The bumble bees in West
Virginia are as big as yellow Volkswagens and just as
slow. It didn’t matter to me, I was
scared silly. One day while we were walking
through the field, we had to stop to answer natures call. (This is what happens
when you live without indoor plumbing.)
As soon as I pulled my pants down and started to pee, a bee stung me on
my behind. It kept stinging and stinging
and stinging. I was hopping across the
meadow, trying to escape the bee in my pants and peeing all over myself in the
process. The Carpenter Husband was
doubled over laughing. History repeats
and again I’m being stung and again by a bee and there is this laughing
man. When it was all over, I realized
that the stings were not nearly as bad as the years I’d spent dreading them. The
terror lived on for decades but the sting was gone in a flash. After that, I stopped being afraid of bees. They
buzzed around all summer. Bumble bees
and butterflies filled my kitchen.
Of all of us, my brother is probably the best cook. He mastered “noodle soup” when he was just a
kid and got better with age. He lived
for a long time in Phoenix
where he learned to make great Mexican food.
One of the few times we were all together, me, my sister, my brother and
all of our youngins, it was at my sister’s house in Phoenix .
My brother made dinner for all of us. He spent all day in the kitchen, boiling
the chicken, shredding the beef and making his special Frijoles and Eddie’s
Special Drunk Beans. When we all sat
down to dinner, the table was filled with authentic Mexican dishes and lots of
bottles of ice cold beer. We filled our
plates and started to eat.
The food was so delicious that we
couldn’t stop eating but so hot that tears were streaming down our faces. We drank the beer to cool down and then
filled our plates again. We ate, we
drank, we laughed and we cried. We sat
around the table for hours, my disconnected family and shared one wonderful
night of friendship and laughter. We had one night, in all these years of the
three of us living like orphans and only children, one night of shared jokes and memories. All thanks to my brothers Mexican food and
his Special Drunk Beans.
He wanted to enjoy life, every moment. He
had given enough of his time to sorrow and tragedy. He wanted to squeeze every ounce of joy from
life before he was forced to give it back.
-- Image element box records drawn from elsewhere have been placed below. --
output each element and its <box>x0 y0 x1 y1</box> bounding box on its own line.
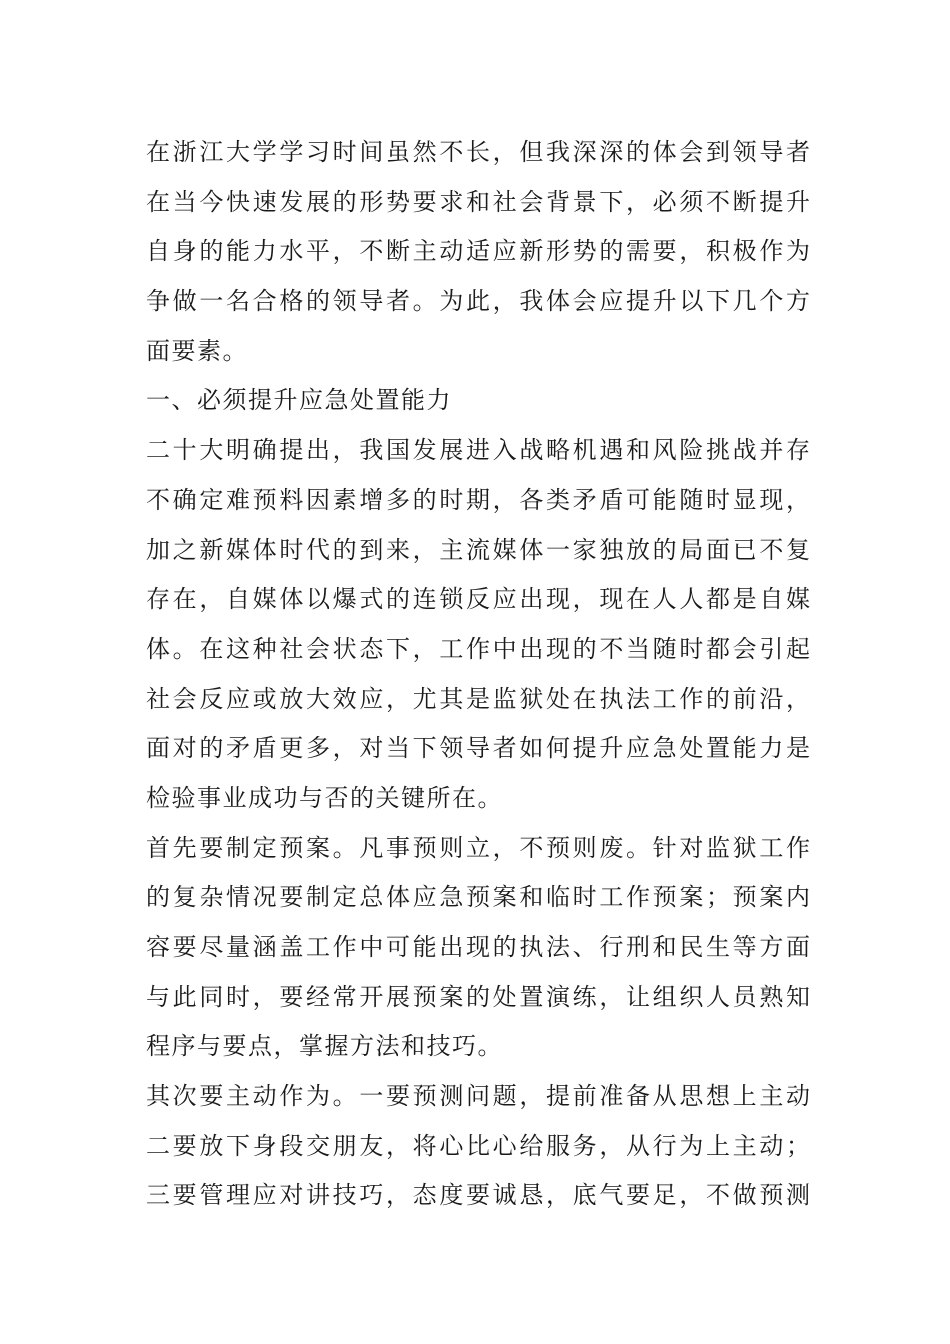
text-line-2: 在当今快速发展的形势要求和社会背景下，必须不断提升 <box>146 187 810 216</box>
text-line-3: 自身的能力水平，不断主动适应新形势的需要，积极作为 <box>146 237 810 266</box>
text-line-15: 首先要制定预案。凡事预则立，不预则废。针对监狱工作 <box>146 833 810 862</box>
text-line-16: 的复杂情况要制定总体应急预案和临时工作预案；预案内 <box>146 883 810 912</box>
text-line-14: 检验事业成功与否的关键所在。 <box>146 783 503 812</box>
text-line-13: 面对的矛盾更多，对当下领导者如何提升应急处置能力是 <box>146 734 810 763</box>
section-heading: 一、必须提升应急处置能力 <box>146 386 452 415</box>
text-line-4: 争做一名合格的领导者。为此，我体会应提升以下几个方 <box>146 287 810 316</box>
text-line-18: 与此同时，要经常开展预案的处置演练，让组织人员熟知 <box>146 982 810 1011</box>
text-line-11: 体。在这种社会状态下，工作中出现的不当随时都会引起 <box>146 634 810 663</box>
text-line-1: 在浙江大学学习时间虽然不长，但我深深的体会到领导者 <box>146 138 810 166</box>
text-line-9: 加之新媒体时代的到来，主流媒体一家独放的局面已不复 <box>146 535 810 564</box>
text-line-8: 不确定难预料因素增多的时期，各类矛盾可能随时显现， <box>146 485 810 514</box>
text-line-7: 二十大明确提出，我国发展进入战略机遇和风险挑战并存 <box>146 436 810 465</box>
text-line-10: 存在，自媒体以爆式的连锁反应出现，现在人人都是自媒 <box>146 585 810 614</box>
body-text <box>146 128 810 1221</box>
text-line-20: 其次要主动作为。一要预测问题，提前准备从思想上主动 <box>146 1082 810 1111</box>
text-line-21: 二要放下身段交朋友，将心比心给服务，从行为上主动； <box>146 1131 810 1160</box>
text-line-17: 容要尽量涵盖工作中可能出现的执法、行刑和民生等方面 <box>146 933 810 961</box>
text-line-19: 程序与要点，掌握方法和技巧。 <box>146 1032 503 1061</box>
text-line-22: 三要管理应对讲技巧，态度要诚恳，底气要足，不做预测 <box>146 1181 810 1210</box>
text-line-12: 社会反应或放大效应，尤其是监狱处在执法工作的前沿， <box>146 684 810 713</box>
text-line-5: 面要素。 <box>146 336 248 365</box>
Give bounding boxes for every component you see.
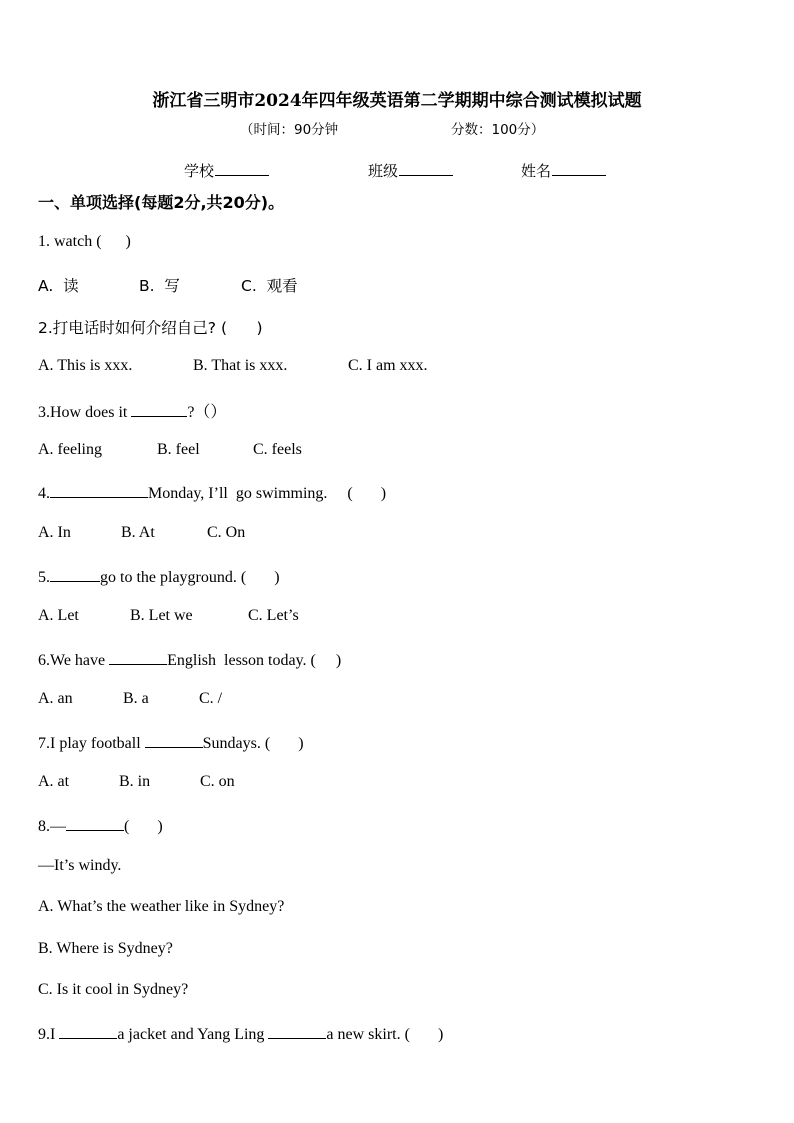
option-b[interactable]: B. feel bbox=[157, 441, 200, 458]
exam-title: 浙江省三明市2024年四年级英语第二学期期中综合测试模拟试题 bbox=[152, 91, 642, 111]
exam-time: （时间：90分钟 bbox=[240, 122, 339, 138]
option-a[interactable]: A. This is xxx. bbox=[38, 357, 133, 374]
option-c[interactable]: C. / bbox=[199, 690, 223, 707]
question-4-options bbox=[38, 524, 245, 542]
option-a[interactable]: A. at bbox=[38, 773, 70, 790]
option-b[interactable]: B. Where is Sydney? bbox=[38, 940, 173, 957]
answer-blank[interactable] bbox=[268, 1023, 326, 1039]
question-2-stem: 2.打电话时如何介绍自己? ( ) bbox=[38, 319, 263, 337]
option-c[interactable]: C. 观看 bbox=[241, 277, 298, 295]
option-c[interactable]: C. feels bbox=[253, 441, 302, 458]
question-3-stem: 3.How does it ?（） bbox=[38, 399, 226, 422]
school-blank[interactable] bbox=[215, 161, 269, 176]
class-label: 班级 bbox=[368, 162, 399, 180]
answer-blank[interactable] bbox=[59, 1023, 117, 1039]
option-a[interactable]: A. What’s the weather like in Sydney? bbox=[38, 898, 285, 915]
question-8-stem: 8.— ( ) bbox=[38, 815, 163, 836]
answer-blank[interactable] bbox=[145, 732, 203, 748]
answer-blank[interactable] bbox=[50, 566, 100, 582]
question-2-options bbox=[38, 357, 428, 375]
option-a[interactable]: A. In bbox=[38, 524, 71, 541]
option-b[interactable]: B. a bbox=[123, 690, 149, 707]
answer-blank[interactable] bbox=[131, 401, 187, 417]
question-3-options bbox=[38, 441, 302, 459]
question-1-stem: 1. watch ( ) bbox=[38, 233, 131, 250]
question-8-response: —It’s windy. bbox=[38, 857, 122, 874]
option-b[interactable]: B. Let we bbox=[130, 607, 193, 624]
question-9-stem: 9.I a jacket and Yang Ling a new skirt. ( ) bbox=[38, 1023, 443, 1044]
option-a[interactable]: A. 读 bbox=[38, 277, 79, 295]
name-label: 姓名 bbox=[521, 162, 552, 180]
name-blank[interactable] bbox=[552, 161, 606, 176]
option-b[interactable]: B. in bbox=[119, 773, 151, 790]
class-field bbox=[368, 160, 453, 181]
option-b[interactable]: B. At bbox=[121, 524, 155, 541]
option-a[interactable]: A. Let bbox=[38, 607, 79, 624]
option-c[interactable]: C. Is it cool in Sydney? bbox=[38, 981, 189, 998]
question-5-options bbox=[38, 607, 299, 625]
option-a[interactable]: A. feeling bbox=[38, 441, 102, 458]
option-a[interactable]: A. an bbox=[38, 690, 73, 707]
option-c[interactable]: C. Let’s bbox=[248, 607, 299, 624]
class-blank[interactable] bbox=[399, 161, 453, 176]
section-heading: 一、单项选择(每题2分,共20分)。 bbox=[38, 193, 285, 212]
option-c[interactable]: C. On bbox=[207, 524, 246, 541]
question-7-options bbox=[38, 773, 235, 791]
question-6-options bbox=[38, 690, 222, 708]
question-6-stem: 6.We have English lesson today. ( ) bbox=[38, 649, 341, 670]
exam-score: 分数：100分） bbox=[451, 122, 545, 138]
option-b[interactable]: B. That is xxx. bbox=[193, 357, 288, 374]
answer-blank[interactable] bbox=[109, 649, 167, 665]
option-c[interactable]: C. on bbox=[200, 773, 235, 790]
name-field bbox=[521, 160, 606, 181]
answer-blank[interactable] bbox=[66, 815, 124, 831]
answer-blank[interactable] bbox=[50, 482, 148, 498]
question-7-stem: 7.I play football Sundays. ( ) bbox=[38, 732, 304, 753]
school-label: 学校 bbox=[184, 162, 215, 180]
option-b[interactable]: B. 写 bbox=[139, 277, 180, 295]
school-field bbox=[184, 160, 269, 181]
question-4-stem: 4. Monday, I’ll go swimming. ( ) bbox=[38, 482, 386, 503]
question-5-stem: 5. go to the playground. ( ) bbox=[38, 566, 280, 587]
question-1-options bbox=[38, 274, 298, 296]
option-c[interactable]: C. I am xxx. bbox=[348, 357, 428, 374]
He was often impatient with me for holding on to petty things. I’m prone
to brood and hoard my hurt. He’d say “Let
it go sis” or “Don’t sweat the small stuff” but I never could. After all, he had lied about the bees. How could I trust him again? And now he’s gone.
It seems that for years I’ve been on the
“white diet” - yogurt, oatmeal, boiled eggs, and boiled potatoes. I am afraid of food, afraid of spice and
color. I am afraid of my own life. So the last time I spoke to my big brother, I
was hiding out and telling him to be careful.
I told him that being alive could kill you. In the end it did. But he was alive until the moment he
died. I’ve been playing dead for too
long. I have been blowing it. My big brother was right. We looked at life differently. I could never let go of the pain and he was
always hoping for the best. I only remembered
being hungry while he always imagined a feast.
I’m going out in the garden and to hell with the bees.